Here's a video I recorded about various Acorn computers and ARM chips.
CPU: ARM250 @ 12 MHz Graphics, Sound & I/O: Built into the CPU.
The ARM250 is basically an ARM3, minus caches, with dedicated gfx, sound, memory and I/O hardware built onboard. Earlier models of A3010 featured an ARM2 with MEMC (memory), VIDC (Video and Sound), IOC (I/O) on a daughter board, as a stopgap until the ARM250 was ready.
Memory: RAM: 1 Meg, upgradeable to 4 Meg. ROM: 1 Meg.
Display: VGA 640x256, SVGA 800x600, up to 1152 x 896. 256 colours from a palette of 4096 in VGA. 16 colours in SVGA
Sound: 8 voice synthesizer.
Software/Storage Media: One 3.5'' 1.6 MB floppy disk-drive. OS: RISC OS 3.11
The Archimedes line of computers, based around the ARM (Acorn RISC Machines) CPU, were the replacement for the popular Acorn BBC Micro series of computers.
First released in 1987 as the A300 and A400 series, and featuring the Arthur operating system (a stopgap OS based on that of the BBC Micro and replaced in later models with various versions of RISC OS), these early models featured a separate body and keyboard design, similar to what became standard in the PC design world.
To maintain support for existing Acorn users who upgraded from BBC Micros, Acorn included a version of the BBC BASIC programming language in the new operating system.
This can be accessed by pressing F12, and in the resulting command prompt, typing "basic", (without the ""s) and pressing return.
Furthermore, an official Acorn BBC Micro emulator called !65Host is included on System Utilities Disk 2 of RISC OS 2, (all on just one HD disk for RISC OS 3, as far as I can tell.)
The A3000, built in 1989, was the last Acorn machine to carry the BBC branding (and the first not to carry the Archimedes name), and along with the familiar red function keys so familiar to
owners of the BBC Micro, also used the single case design, much like it's 8 bit BBC predecessor.
This single case design was carried over to the smaller and faster A3010 and the very similarly spec'd A3020.
In 1990 Acorn released the A540, which was to be the last machine in the line to officially carry the name Archimedes.
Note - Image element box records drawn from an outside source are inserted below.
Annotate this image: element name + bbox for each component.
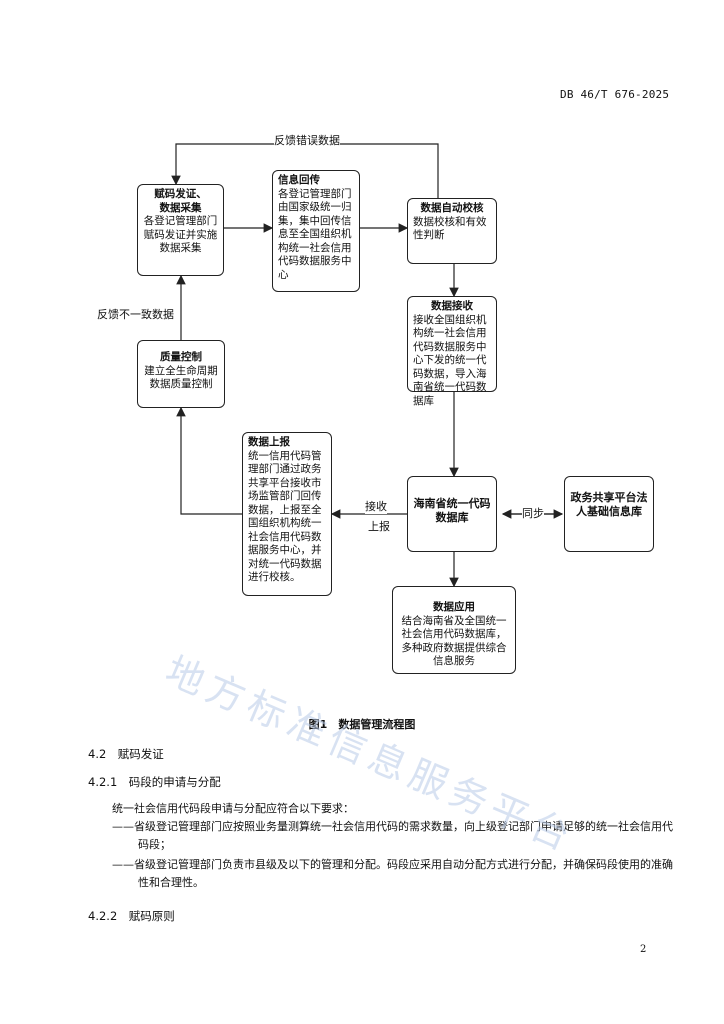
box-assign: 赋码发证、 数据采集 各登记管理部门赋码发证并实施数据采集 bbox=[137, 184, 224, 276]
flow-connectors bbox=[171, 143, 564, 588]
list-item: ——省级登记管理部门应按照业务量测算统一社会信用代码的需求数量，向上级登记部门申… bbox=[112, 820, 673, 851]
box-app-body: 结合海南省及全国统一社会信用代码数据库，多种政府数据提供综合信息服务 bbox=[401, 614, 507, 668]
box-hainan-db-title: 海南省统一代码数据库 bbox=[413, 497, 491, 524]
list-item: ——省级登记管理部门负责市县级及以下的管理和分配。码段应采用自动分配方式进行分配… bbox=[112, 858, 673, 889]
report-label: 上报 bbox=[368, 518, 390, 534]
box-app-title: 数据应用 bbox=[433, 601, 475, 613]
intro-paragraph: 统一社会信用代码段申请与分配应符合以下要求： bbox=[112, 802, 354, 815]
box-info-body: 各登记管理部门由国家级统一归集，集中回传信息至全国组织机构统一社会信用代码数据服… bbox=[278, 187, 352, 281]
box-check-body: 数据校核和有效性判断 bbox=[413, 215, 487, 242]
box-quality-title: 质量控制 bbox=[160, 351, 202, 363]
box-app: 数据应用 结合海南省及全国统一社会信用代码数据库，多种政府数据提供综合信息服务 bbox=[392, 586, 516, 674]
box-assign-title: 赋码发证、 数据采集 bbox=[154, 188, 207, 214]
box-check: 数据自动校核 数据校核和有效性判断 bbox=[407, 198, 497, 264]
box-assign-body: 各登记管理部门赋码发证并实施数据采集 bbox=[143, 215, 218, 254]
box-receive-title: 数据接收 bbox=[431, 300, 473, 312]
box-report-title: 数据上报 bbox=[248, 436, 290, 448]
page-number: 2 bbox=[640, 944, 647, 955]
receive-label: 接收 bbox=[365, 498, 387, 514]
document-code: DB 46/T 676-2025 bbox=[560, 88, 670, 101]
box-receive: 数据接收 接收全国组织机构统一社会信用代码数据服务中心下发的统一代码数据，导入海… bbox=[407, 296, 497, 407]
box-gov-platform-title: 政务共享平台法人基础信息库 bbox=[570, 491, 648, 518]
box-report-body: 统一信用代码管理部门通过政务共享平台接收市场监管部门回传数据，上报至全国组织机构… bbox=[248, 449, 322, 584]
box-quality-body: 建立全生命周期数据质量控制 bbox=[144, 364, 218, 391]
box-info-title: 信息回传 bbox=[278, 174, 320, 186]
sync-label: 同步 bbox=[522, 505, 544, 521]
figure-caption: 图1 数据管理流程图 bbox=[308, 718, 416, 731]
box-hainan-db: 海南省统一代码数据库 bbox=[407, 476, 497, 552]
feedback-mismatch-label: 反馈不一致数据 bbox=[97, 306, 174, 322]
section-heading-4-2-2: 4.2.2 赋码原则 bbox=[88, 909, 175, 923]
feedback-error-label: 反馈错误数据 bbox=[274, 132, 340, 148]
section-heading-4-2: 4.2 赋码发证 bbox=[88, 747, 164, 761]
box-gov-platform: 政务共享平台法人基础信息库 bbox=[564, 476, 654, 552]
section-heading-4-2-1: 4.2.1 码段的申请与分配 bbox=[88, 775, 221, 789]
box-report: 数据上报 统一信用代码管理部门通过政务共享平台接收市场监管部门回传数据，上报至全… bbox=[242, 432, 332, 596]
box-info: 信息回传 各登记管理部门由国家级统一归集，集中回传信息至全国组织机构统一社会信用… bbox=[272, 170, 360, 292]
box-receive-body: 接收全国组织机构统一社会信用代码数据服务中心下发的统一代码数据，导入海南省统一代… bbox=[413, 313, 487, 407]
box-check-title: 数据自动校核 bbox=[420, 202, 484, 214]
box-quality: 质量控制 建立全生命周期数据质量控制 bbox=[137, 340, 225, 408]
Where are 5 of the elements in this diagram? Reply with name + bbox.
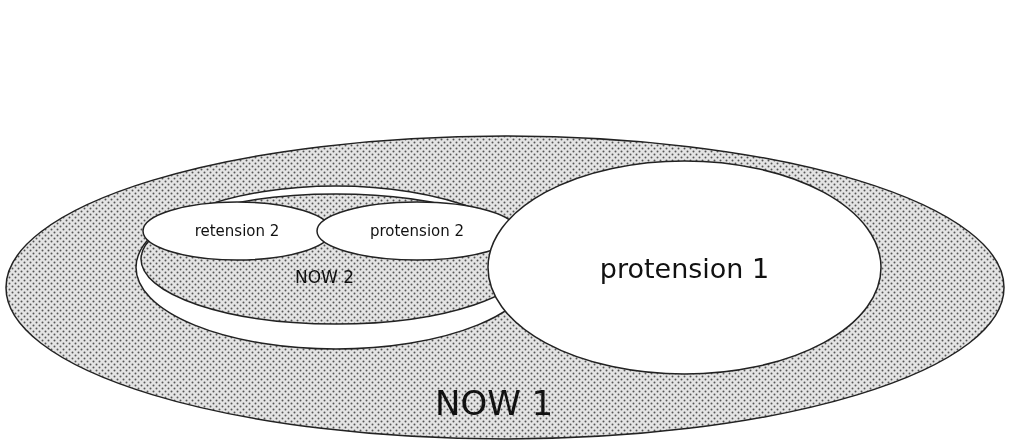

Despite this, most users and the media still referred to Acorn machines as Archimedes, as they were of the same line, and largely compatible.
The A3010 & A3020
The A3010 and A3020 are largely similar machines, the minor differences being down to their different target markets.
The A3020 was aimed at the classroom, contained a 2.5" hard drive of up to 80 Megs, 2 Megs of RAM and had a monitor only video output. These originally sold for £799 on release in 1992.
The A3010 on the other hand was aimed at the home. It lacked the hard drive and had only 1 Meg of RAM, but included 2 joystick ports and a built in TV modulator,
making it much more suitable for playing games. These originally sold for £499 in 1992.
Like all Archimedes models, the operating system is stored in ROM, so the lack of a hard drive in the A3010 is not as big a disadvantage as on other computers.
The most obvious visual difference between the two systems is that the A3020 has the familiar red function keys, while the A3010's function keys are green.
Both machines are based on the ARM250 CPU, which is basically an ARM3, minus caches, with graphics, sound, memory management and I/O hardware all built onto the same chip.
While this resulted in a chip with less overall CPU processing power than the ARM3, it resulted in a very versatile and cost effective chip.
Running at 12MHz, the ARM250 achieved about 7MIPs, which was a very impressive performance compared to the 2.5 MIPs of the 14MHz 68EC020 in the Amiga 1200.
Some early models of A3010 however, do not contain the ARM250, as it was not yet ready, so as a stopgap they were fitted with a daughter board housing an ARM2 and separate
graphics, sound, memory management and I/O chips.
The A3010 was released to market at around the same time as the Amiga 1200, the Atari Falcon and the 486 PC, with it's main competitor probably being the Amiga.
While the Amiga had superior graphics hardware, being able to display more colours, and featuring both hardware sprite handling from the Blitter chip and
beatifully graduated colour backgrounds from the Copper, the A3010's superior CPU power enabled it to compete on fairly equal terms, and when it came to 3D based games,
gave the Amiga a pretty solid pasting.
Sadly this wasn't enough to keep the Archie competitive. It suffered from a lack of big name software support, though there were some very nice multi-platform releases available for it.
This coupled with a high price and it's prevalence in the education sector leading to an image that wasn't really "cool" enough for your typical gamer, the A3010 never achieved the sales its performance suggested it deserved.
The A4000 is the last Acorn machine that could be considered an Archimedes, and was followed by such machines as the A7000, which was the entry level model for the
RISC PC line of computers. These were significantly more powerful, with faster CPUs and more advanced graphics hardware, but as they became more advanced, compatibility with
older software suffered, and with the advent of StrongARM powered machines, compatibility was largely broken.